A computing device related to audio parameters includes: a memory for storing a program code; and a processor, coupled to the memory, configured to load the program code to execute: dividing a sound signal into multiple sound frames in the time domain; and adjusting the wide dynamic range compression parameter corresponding to the sound signal according to a maximum root mean square and an average root mean square of the sound frames, wherein the processor is further used to: determine the power of the sound frames, including: obtaining the strength of multiple sampling points of each of the sound frames; and calculating the The root mean square of the intensity of the sampling points is used as the power of the sound signal frame; the maximum value of the power of the sound signal frames is used as the maximum root mean square; the average value of the power of the sound signal frames is used as the average root mean square; and the output power corresponding to an input power between the maximum root mean square and the average root mean square in the wide dynamic range compression parameter is adjusted from a first value to a second value, wherein the wide dynamic range compression parameter is the corresponding relationship between the input power and the output power, and the second value is greater than the first value.
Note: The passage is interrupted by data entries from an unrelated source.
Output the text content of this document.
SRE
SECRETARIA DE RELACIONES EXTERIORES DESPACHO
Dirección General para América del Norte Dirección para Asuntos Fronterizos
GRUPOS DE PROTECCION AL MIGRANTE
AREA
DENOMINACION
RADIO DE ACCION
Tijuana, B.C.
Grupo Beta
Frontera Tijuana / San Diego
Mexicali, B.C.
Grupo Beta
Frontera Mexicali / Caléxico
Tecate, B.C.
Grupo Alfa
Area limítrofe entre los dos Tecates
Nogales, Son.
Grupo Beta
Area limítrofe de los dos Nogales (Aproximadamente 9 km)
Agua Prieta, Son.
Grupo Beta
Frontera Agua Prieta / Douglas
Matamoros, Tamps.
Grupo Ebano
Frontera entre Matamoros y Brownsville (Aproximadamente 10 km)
The computing device as described in claim 6, wherein the processor is further used to: make the change in output power corresponding to an input power range between the maximum RMS and the average RMS in the adjusted wide dynamic range compression parameter the same as the change in output power corresponding to the input power range in the wide dynamic range compression parameter before adjustment.

The computing device as described in claim 7, wherein the processor is further used to: define the starting point of the input power range according to the average root mean square, wherein the difference between the starting point and the average root mean square is 3dB.

The computing device as described in claim 6, wherein the processor is further used to: increase the output power corresponding to the input power between the maximum RMS and the average RMS in the wide dynamic range compression parameter to at most 0 dB.

The computing device as described in claim 6, wherein the processor is further used to: respectively divide the left channel and the right channel of the sound signal into the sound frames.